In conclusion, we estimate that deploying a \((48, 192)_2\)-RMFE leads to a \(18k/35 \approx 24.7 \times \) speed up asymptotically.

Ligero and BooLigero - Proof Size: Applying our construction to R1CS-Ligero [BCR+19], whose proof size is \(\varTheta (\sqrt{n})\), over a field \(\mathbb {F}_{2^{160}}\) we can obtain shorter proof by a factor \(\sqrt{k} \approx 6.9\) as we would invoke every sub-protocol on input k times shorter. However in [AHIV17] an optimisation through interactive repetitions working over smaller fields is presented. As this version is harder to analyse asymptotically, we estimate its cost comparing it with BooLigero and our construction using a \((48, 160)_2\)-RMFE (Fig. 3, down left).

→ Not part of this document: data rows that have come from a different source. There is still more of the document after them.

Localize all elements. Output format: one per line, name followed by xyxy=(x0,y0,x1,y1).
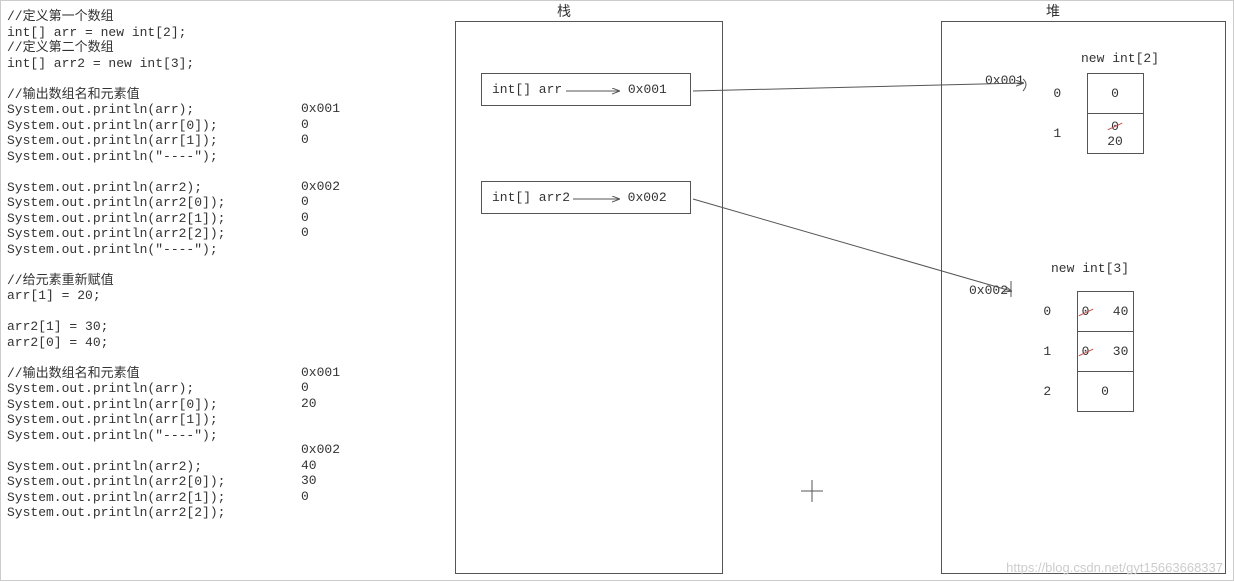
heap-arr2-cell1: 0 30 xyxy=(1077,332,1133,372)
heap-arr2-idx2: 2 xyxy=(1021,372,1077,412)
heap-arr2-idx0: 0 xyxy=(1021,292,1077,332)
watermark: https://blog.csdn.net/gyt15663668337 xyxy=(1006,560,1223,575)
var-addr: 0x001 xyxy=(628,82,667,97)
heap-arr2-val1-new: 30 xyxy=(1113,344,1129,359)
var-label: int[] arr xyxy=(492,82,562,97)
stack-title: 栈 xyxy=(557,1,571,21)
var-addr: 0x002 xyxy=(628,190,667,205)
heap-arr2-val0-old: 0 xyxy=(1082,304,1090,319)
output-column: 0x001 0 0 0x002 0 0 0 0x001 0 20 0x002 4… xyxy=(301,101,381,504)
heap-arr2-val1-old: 0 xyxy=(1082,344,1090,359)
heap-arr2-cell2: 0 xyxy=(1077,372,1133,412)
heap-arr2-idx1: 1 xyxy=(1021,332,1077,372)
heap-arr-val1-new: 20 xyxy=(1107,134,1123,149)
heap-arr2-val0-new: 40 xyxy=(1113,304,1129,319)
heap-arr2-cell0: 0 40 xyxy=(1077,292,1133,332)
heap-arr-table: 0 0 1 0 20 xyxy=(1031,73,1144,154)
heap-title: 堆 xyxy=(1046,1,1060,21)
code-listing: //定义第一个数组 int[] arr = new int[2]; //定义第二… xyxy=(7,9,287,521)
heap-arr-cell1: 0 20 xyxy=(1087,114,1143,154)
heap-arr2-addr-label: 0x002 xyxy=(969,283,1008,298)
var-label: int[] arr2 xyxy=(492,190,570,205)
heap-arr2-table: 0 0 40 1 0 30 2 0 xyxy=(1021,291,1134,412)
heap-arr-new-label: new int[2] xyxy=(1081,51,1159,66)
heap-arr-val1-old: 0 xyxy=(1111,119,1119,134)
heap-arr2-new-label: new int[3] xyxy=(1051,261,1129,276)
heap-arr-idx1: 1 xyxy=(1031,114,1087,154)
stack-var-arr2: int[] arr2 0x002 xyxy=(481,181,691,214)
stack-var-arr: int[] arr 0x001 xyxy=(481,73,691,106)
heap-arr-cell0: 0 xyxy=(1087,74,1143,114)
heap-arr-idx0: 0 xyxy=(1031,74,1087,114)
heap-arr-addr-label: 0x001 xyxy=(985,73,1024,88)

Ligero and BooLigero - Prover Time: For simplicity we only compare our construction to Ligero without repetitions, as in this case operations are performed over the same extension of \(\mathbb {F}_2\), for a R1CS over \(\mathbb {F}_2\) with n variables and n constraints. Recall that \(|L| = \varTheta (\sqrt{n})\) and each vector is divided in m blocks of length \(\ell \), both growing asymptotically as \(\sqrt{n}\). As in Aurora we split the prover time in three terms:

  • In the IOP, costs are dominated asymptotically by \(21 m \cdot \textrm{FFT}(\mathbb {F}_q, |L|)\). In our cases we would need \(31 m'\) fast Fourier transform but with \(m' \sim m/ \sqrt{k}\) and over a set \(\sqrt{k}\) times smaller, leading to an improvement factor of 21k/31

  • As Ligero performs a direct low degree test no extra computation is performed for testing proximity

  • In the BCS transform, using column hashing only one tree with \(2|L| - 1\) nodes has to be computed. Hence in our construction this step is performed \(\sqrt{k}\) times faster.

In conclusion we expect an improvement factor between 6.9–32.5 with a \((48, 160)_2\)-RMFE. We leave prover time comparison with the more efficient version of Ligero that allows repetitions as future work.

Ligero++: As [BFH+20] combines Ligero with an inner product argument, which can be realised adapting Aurora’s sumcheck to achieve poly-logarithmic argument size, we expect a prover time reduction comparable to those in plain Ligero and Aurora. The same applies to the proof size that, for completeness, we also estimate through our parameter optimiser, Fig. 3, achieving a median improvement factor of \(1.26 \times \).